CodingYuanLiu commented 3 years ago

Thanks for your help! I try two datasets from DGL again: KarateClubDataset and cora. KarateClub can only successfully run on CPU version. Loss values are still nan if I use it on lambda version. But cora can now both on CPU and Lambda version now, and the Acc and Loss values are not nan. It is awesome! Thank you for your help again! I can start my journey with Dorylus now.

Other information

I can provide some observations that I found when I was debugging (although you might have found them already): The nan number comes from the softmax(z) function.
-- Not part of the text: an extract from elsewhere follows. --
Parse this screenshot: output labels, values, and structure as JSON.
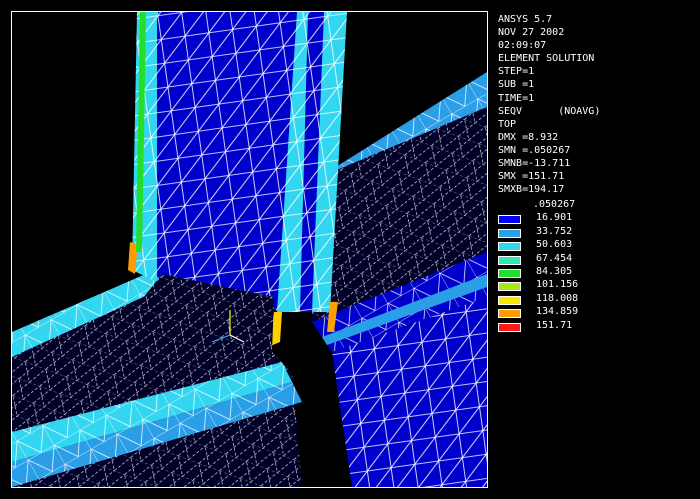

For example, in CPU version, it is in src/graph-server/commmanager/CPU_comm.cpp. Some vecSrc values are nan in the 6th line of the function. nan vecSrc values themselves come from the dot operation, i.e., Matrix z = feats.dot(weight);, in the 3rd line of CPUComm::vtxNNForwardGCN. I have no idea why this dot operation will generate nan values. As there is an available dataset, I don't need to dig into why reddit and karateclub dataset causes nan "Loss" and "Acc" values anymore. But I'm worried that this problem will trouble me later.

Dataset open source

Could you tell me why Dorylus does not open source an available dataset? Maybe it's because this job is easy for most GNN developers? If needed, I'm glad to offer my scripts to generate an available dataset. i.e., cora.